On May 15, behind the curving, imperial facade of the China National Convention Center in Beijing, a veteran technology executive named Lei Jun walks onstage before a thousand raucous fans and members of the media. It’s a familiar scene everywhere now, and like many technology chiefs, Lei peppers his talk by ticking off some of the recent successes enjoyed by his company, the mobile device maker Xiaomi. Sales have been higher than expected; more than 50 million people use the company’s MIUI operating system. Then he gets to the new products, which today are a smart TV that can be controlled with an app and an Android-powered tablet computer, called Mi Pad, that comes in five colors and is priced to undercut the iPad mini. “I hope through our endeavor we can make Apple feel some pressure,” Lei says.

The crowd reacts to each product revelation as if it’s a World Cup goal. The hardware is indeed slick—the TV has the latest high-def specs, and the tablets are the first devices to use the newest processor from chipmaker Nvidia (NVDA). But Lei is delivering another, more potent message. He’s effectively giving an hourlong demonstration of an historic moment: China, for the first time, has its own technology brand that consumers truly lust after.

Following the event, the fans mill around in the Beijing smog, taking selfies with their MiPhones, waving Xiaomi signs, trading impressions of the new gadgets. Some made 15-hour trips to be here. Zhi Yuan, 28, who took a seven-hour train ride from Shandong province, proudly shows off his Xiaomi phone, the economical Redmi model. He likes it because it’s easy to use. Lei, he says, “can understand our wishes. He knows what Xiaomi fans want.”

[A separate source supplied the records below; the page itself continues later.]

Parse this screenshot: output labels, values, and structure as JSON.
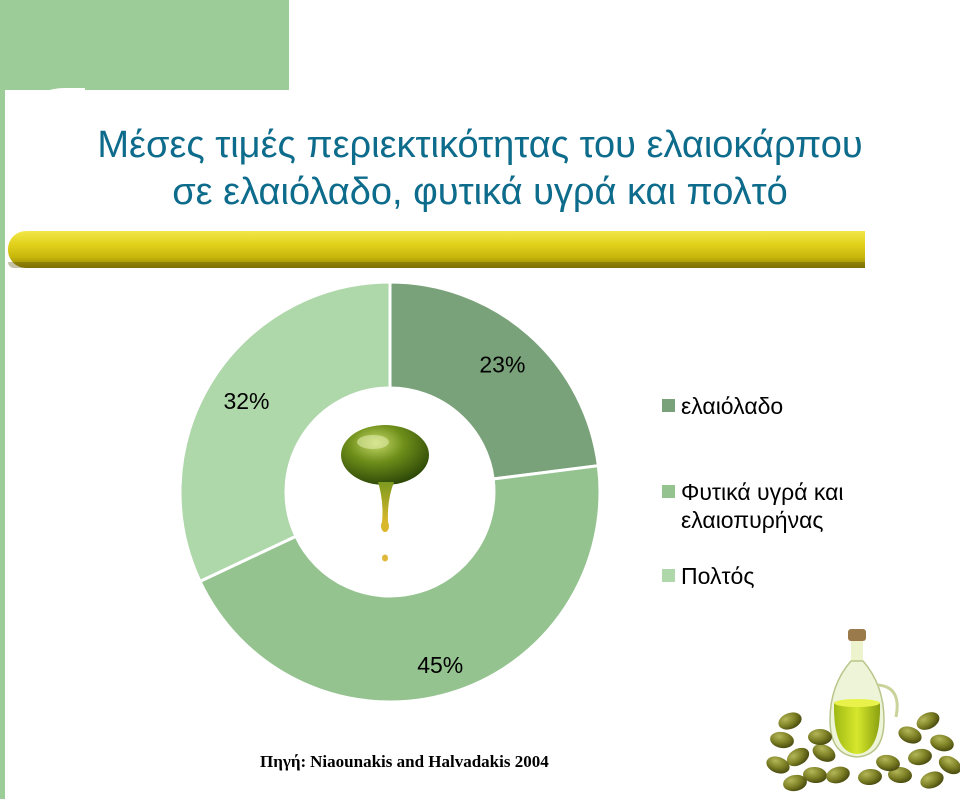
{
  "title": {
    "line1": "Μέσες τιμές περιεκτικότητας του ελαιοκάρπου",
    "line2": "σε ελαιόλαδο, φυτικά υγρά και πολτό"
  },
  "chart_data": {
    "type": "pie",
    "style": "donut",
    "categories": [
      "ελαιόλαδο",
      "Φυτικά υγρά και ελαιοπυρήνας",
      "Πολτός"
    ],
    "values": [
      23,
      45,
      32
    ],
    "data_labels": [
      "23%",
      "45%",
      "32%"
    ],
    "colors": [
      "#7aa27a",
      "#94c38f",
      "#aed7aa"
    ],
    "legend_position": "right"
  },
  "source": {
    "label": "Πηγή:",
    "text": "Niaounakis and Halvadakis 2004"
  },
  "colors": {
    "accent_green": "#9ccc98",
    "title_blue": "#0d6b8b",
    "rule_gold": "#e2d21c",
    "oil": "#6f8f1a"
  },
  "icons": [
    "olive-oil-drop-icon",
    "olive-oil-bottle-icon"
  ]
}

Xiaomi (pronounced she-yow-mee) is one of the fastest-growing tech companies in the world. It’s the sixth-largest handset maker on earth and No. 3 in China, behind Samsung Electronics and Lenovo Group, according to research firm Canalys. Xiaomi’s recent growth is impressive, and its potential is even greater. In 2013, the company says, it sold 18.7 million smartphones almost entirely from its own website, bringing in $5 billion in revenue. Earlier this year, Lei set an internal goal of selling 40 million smartphones in 2014, then raised it to 60 million. In a financing round last August, venture capitalists gave Xiaomi a $10 billion valuation, about on par with 30-year-old PC maker Lenovo and Silicon Valley darlings Dropbox and Airbnb. At the same time, Xiaomi has branched out from smartphones to tablets, the large-screen HDTVs, a set-top box and home router, phone cases, and portable chargers, as well as a $16 white plush toy bunny—Mitoo, the company mascot, who wears a red-starred Chinese army hat.

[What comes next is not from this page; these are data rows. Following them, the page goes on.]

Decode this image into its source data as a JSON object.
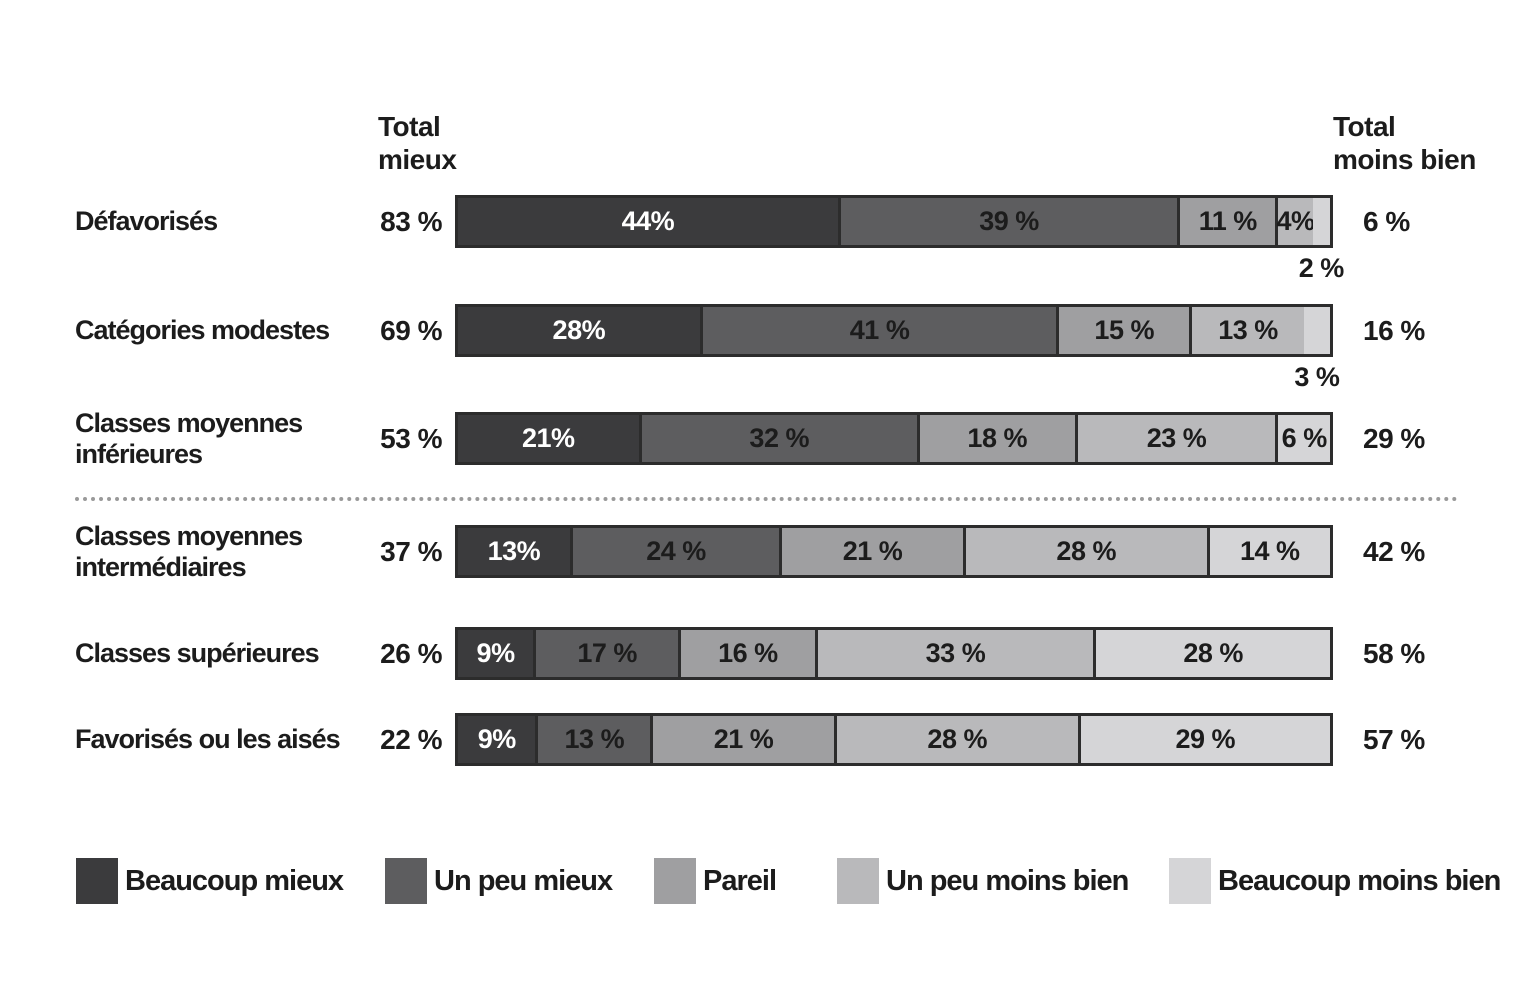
{
  "chart_data": {
    "type": "bar",
    "stacked": true,
    "orientation": "horizontal",
    "unit": "%",
    "column_headers": {
      "left_line1": "Total",
      "left_line2": "mieux",
      "right_line1": "Total",
      "right_line2": "moins bien"
    },
    "legend": [
      {
        "label": "Beaucoup mieux",
        "color": "#3b3b3d"
      },
      {
        "label": "Un peu mieux",
        "color": "#5d5d5f"
      },
      {
        "label": "Pareil",
        "color": "#9f9fa1"
      },
      {
        "label": "Un peu moins bien",
        "color": "#b9b9bb"
      },
      {
        "label": "Beaucoup moins bien",
        "color": "#d5d5d7"
      }
    ],
    "rows": [
      {
        "category": "Défavorisés",
        "total_better": "83 %",
        "total_worse": "6 %",
        "values": [
          44,
          39,
          11,
          4,
          2
        ],
        "labels": [
          "44%",
          "39 %",
          "11 %",
          "4%",
          "2 %"
        ],
        "label_below_index": 4
      },
      {
        "category": "Catégories modestes",
        "total_better": "69 %",
        "total_worse": "16 %",
        "values": [
          28,
          41,
          15,
          13,
          3
        ],
        "labels": [
          "28%",
          "41 %",
          "15 %",
          "13 %",
          "3 %"
        ],
        "label_below_index": 4
      },
      {
        "category": "Classes moyennes inférieures",
        "total_better": "53 %",
        "total_worse": "29 %",
        "values": [
          21,
          32,
          18,
          23,
          6
        ],
        "labels": [
          "21%",
          "32 %",
          "18 %",
          "23 %",
          "6 %"
        ],
        "label_below_index": null
      },
      {
        "category": "Classes moyennes intermédiaires",
        "total_better": "37 %",
        "total_worse": "42 %",
        "values": [
          13,
          24,
          21,
          28,
          14
        ],
        "labels": [
          "13%",
          "24 %",
          "21 %",
          "28 %",
          "14 %"
        ],
        "label_below_index": null
      },
      {
        "category": "Classes supérieures",
        "total_better": "26 %",
        "total_worse": "58 %",
        "values": [
          9,
          17,
          16,
          33,
          28
        ],
        "labels": [
          "9%",
          "17 %",
          "16 %",
          "33 %",
          "28 %"
        ],
        "label_below_index": null
      },
      {
        "category": "Favorisés ou les aisés",
        "total_better": "22 %",
        "total_worse": "57 %",
        "values": [
          9,
          13,
          21,
          28,
          29
        ],
        "labels": [
          "9%",
          "13 %",
          "21 %",
          "28 %",
          "29 %"
        ],
        "label_below_index": null
      }
    ],
    "styles": {
      "bar_border": "#2c2c2c",
      "text": "#1c1c1c",
      "first_segment_text": "#ffffff",
      "divider": "#9a9a9a"
    }
  }
}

While the phones and tablets have obvious echoes of better-known products from Apple and Samsung, they’re not clones. Xiaomi’s Mi 3 smartphone, its flagship, is appropriately light and thin (8.1 mm), with nicely beveled curves. A color-popping display from LG and a high-performance Qualcomm processor give buyers the same components they’d find in other top-of-the-line phones. The device runs MIUI, Xiaomi’s own version of the Android operating system. Regular software updates, which come at the end of each week, often incorporate ideas from users. One popular feature, originally suggested on a Xiaomi online forum, activates the flashlight and shuts down the battery-hogging display when a Mi 3 owner holds down the power button for five seconds. “Typically, Chinese companies have been relegated to copycat status,” says Chetan Sharma, a strategic consultant who advises businesses on mobile. “Lei Jun aspires to build a Chinese brand that stands up to the legends of the industry.”

Xiaomi’s real invention is its business model. It sells online, never in stores, and avoids conventional advertising, devoting only about 1 percent of its revenue to marketing. (By comparison, Samsung earmarks 5.4 percent.) Instead, the company relies on China’s social networks, Weibo and WeChat, and the free press Lei gets as a national tech hero. The money Xiaomi saves on marketing lets it buy top-notch components while keeping retail prices down. The Mi 3 costs 1,699 yuan, or $270; the iPhone in China starts at more than twice that. A Mi 3, or any Xiaomi phone, is a great deal if you’re lucky enough to snag one—the latest models routinely sell out. Xiaomi sells handsets in batches, usually of around 100,000. The first Mi 3 release, the company trumpeted, was bought up in only 86 seconds. It’s the technology equivalent of Air Jordans.